Балы воплощали собой, говоря словами Пушкина, «однообразный и бездумный… вихорь жизни молодой», но одновременно и искусственную, фальшивую, как говорили в XIX веке, «казовую» (то есть показную), светскую жизнь. Неслучайно толстовская Анна Каренина скажет: «Для меня уж нет таких балов, где весело… Для меня есть такие, на которых менее трудно и скучно…».
* * *
Писатели-романтики быстро стали придавать балам демонические и инфернальные черты. Так, например, в рассказе Валериана Олина «Странный бал», вошедшем в сборник новелл «Рассказы на станции», герой, мучимый бессонницей, гуляет по ночному Петербургу: «Взявши дорогу, без цели и без намерения, по набережной Фонтанки и сделав несколько шагов, он стал дышать свободнее, освеженный воздухом. Ночь была тихая, но темная: порою выплывал из-за туч месяц, сребря фантастические края их или рассыпая перламутровый блеск по дымчатому их руну, и снова застилался тучами. Генерал шел, шел, шел, все прямо по набережной, и, наконец, поворотив на Чернышев мост к переулку, ведущему к Гостиному двору, пошел другою стороною Фонтанки, пробираясь уже домой. Время приближалось к двенадцати часам, стук экипажей уже изредка прерывал безмолвие ночи; свету в окнах большей части домов уже не было, пешеходы начали встречаться реже и реже, многие из фонарей уже догорали, и самые даже наши гостеприимные Фрины… молились уже дома перед лампадкою». Неожиданно он встречает своего приятеля, с «говорящей фамилией» Вельский, который приглашает его на бал в роскошном петербургском особняке. «Генерал обернулся и в нескольких от себя шагах, в стороне, увидал в самом деле прекрасно освещенный дом, мимо которого, в своей задумчивости, прошел он без всякого внимания. У подъезда стояло несколько экипажей; в окнах третьего этажа горело множество свеч, и, если бы кто-нибудь в это время, с противуположной стороны набережной, взглянул на это здание, – глазам его представилась бы картина прелестная: дом, опрокинутый в воду, отражался в зеркальных зыбях ее с своим освещением, со всеми своими формами и даже с самым цветом стен своих: поэтому-то осенью блистательные иллюминации в Петербурге весьма живописны по набережным; иногда, по временам, раздавалась музыка, сквозь цельные стекла, с разноцветными гардинами, видны были горящие лампы, люстры и канделябры, картины в золотых рамах, бронза, вазы с цветами и проч.; в окнах мелькали иногда, как бы китайские тени, человеческие фигуры».
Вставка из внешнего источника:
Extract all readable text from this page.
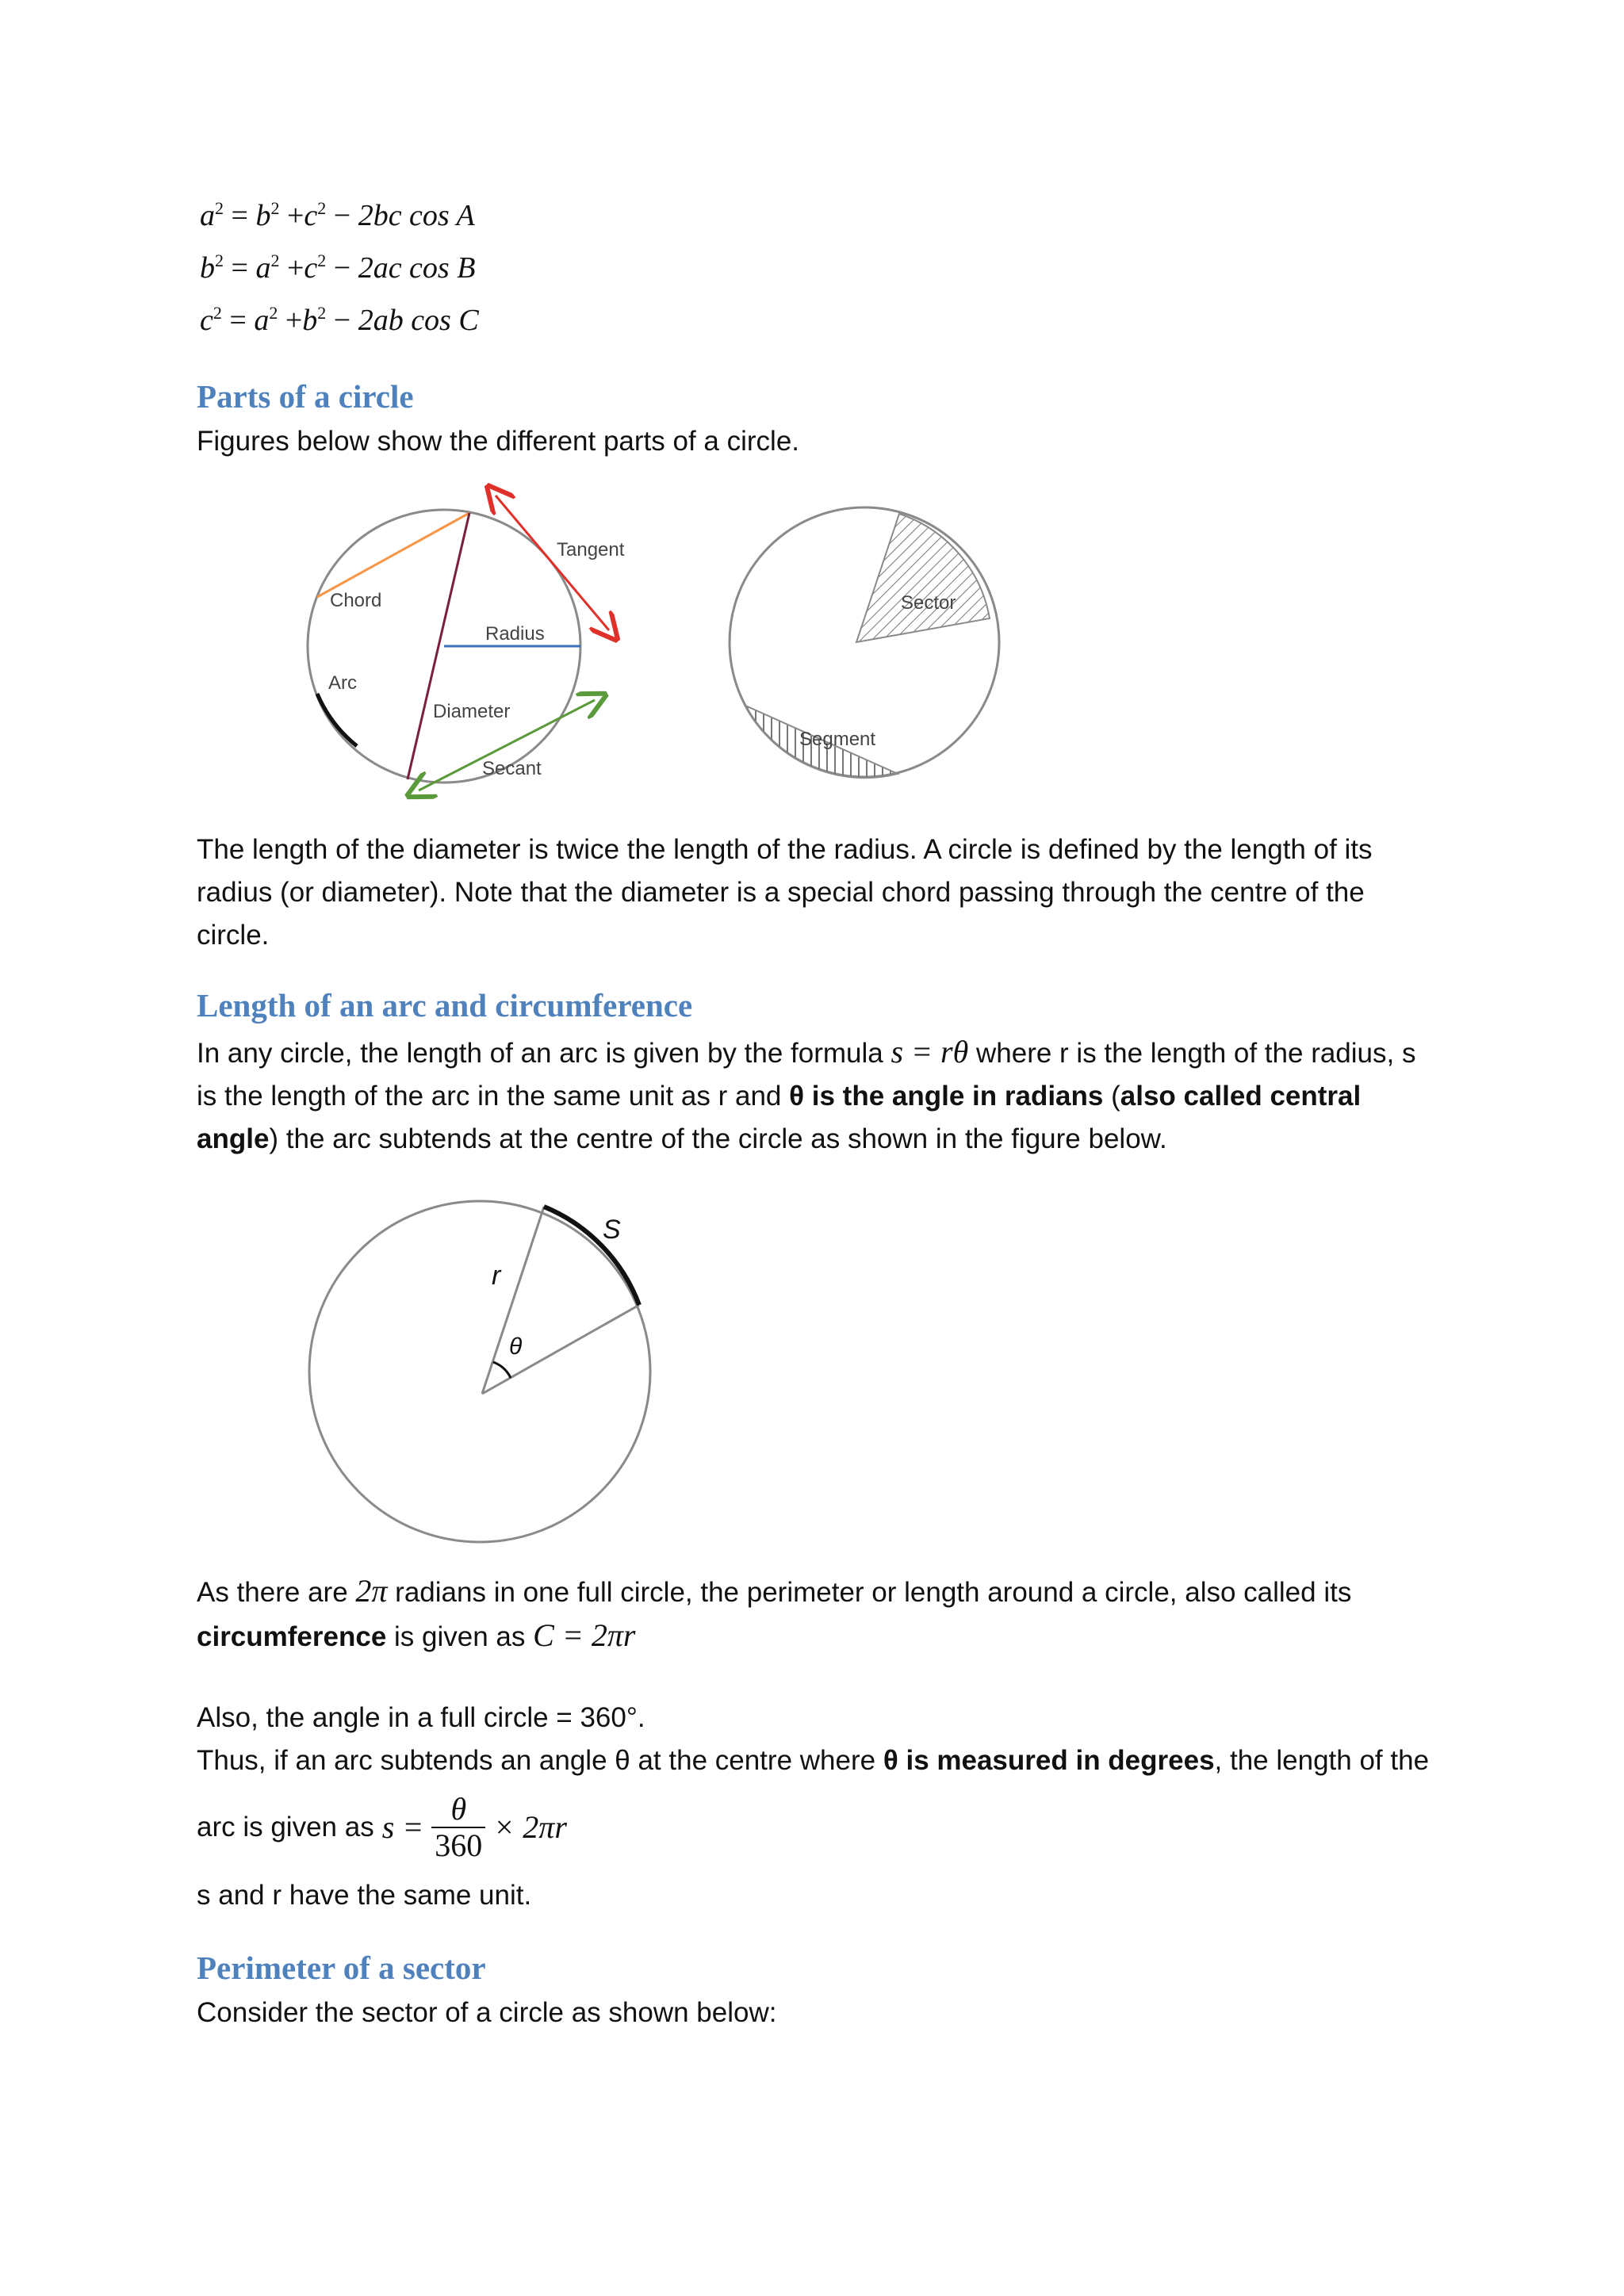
$a^2 = b^2 +c^2 - 2bc$ cos A
$b^2 = a^2 +c^2 - 2ac$ cos B
$c^2 = a^2 +b^2 - 2ab$ cos C
Parts of a circle

Figures below show the different parts of a circle.

Chord
Tangent
Radius
Arc
Diameter
Secant
Sector
Segment

The length of the diameter is twice the length of the radius. A circle is defined by the length of its radius (or diameter). Note that the diameter is a special chord passing through the centre of the circle.

Length of an arc and circumference

In any circle, the length of an arc is given by the formula s = rθ where r is the length of the radius, s is the length of the arc in the same unit as r and θ is the angle in radians (also called central angle) the arc subtends at the centre of the circle as shown in the figure below.

S
r
θ

As there are 2π radians in one full circle, the perimeter or length around a circle, also called its circumference is given as C = 2πr

Also, the angle in a full circle = 360°.

Thus, if an arc subtends an angle θ at the centre where θ is measured in degrees, the length of the

arc is given as $s = \frac{\theta}{360} \times 2\pi r$

s and r have the same unit.

Perimeter of a sector

Consider the sector of a circle as shown below:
Генерала ждет радушная встреча, все вроде бы складывается хорошо, вот только гостя смущают отражения в зеркалах: «Генерал и Вельский вошли в залу, где мужчины, на нескольких столах, играли в карты – статские, военные, придворные. Восковые свечи на ломберных столах горели в серебряных шандалах и, отражаясь в хрустале зеркал, украшавших простенки, представляли какую-то мечтательную галерею других фантастических гостей, со всеми их тело движениями, или, лучше сказать, одушевленную космораму существ оптических или идеальных». Генерал видит людей в маскарадных костюмах, которые веселятся и наслаждаются танцем, становящимся все чувственнее, все безумнее. И постепенно бал превращается в настоящий бесовский шабаш: «Наконец все хлопнули в ладоши, и из степенных, медленных тонов оркестр слился в живые и быстрые звуки вальса; и все закружились – и все кружились, кружились, кружились. Генералу казалось, что вихорь уносит его, что под ногами его исчез пол – он смотрит на свою даму… Творец небесный! У нее, как флюгер, вертится головка на плечах – и какая головка! Она хохочет, мчит, увлекает его, не выпускает из своих объятий, кружит как водоворот; он едва дышит, он готов уже упасть… Французская кадриль развилась во всей своей прелести; когда же она обратилась наконец в вакхический тампет, то все зашумело, захлопало, запрыгало: оркестр гремит, шпоры бренчат, стук, хлопотня, топот – настоящая буря! Генерал прыгает, хлопает в ладоши, скачет как сумасшедший; из окон, с улицы, кивают ему какие-то безобразные рожи; в глазах у него все летит, все мчится… Глядь на стены: рамы пусты; смотрит: на пьедесталах нет статуй. Иаков II прыгает с Анною Бретанскою, Генрих IV скачет с прабабушкою хозяйки, Людовик XIV поймал Семирамиду, Аполлон Бельведерский пляшет вприсядку с Царицею Савскою, фельдмаршал Миних ударил трепака с Венерою Медицийскою; стены трясутся, стеклы звенят, свечи чуть-чуть не гаснут, пол ходит ходнем… кутерьма да только – точь-в-точь дьявольский шабаш».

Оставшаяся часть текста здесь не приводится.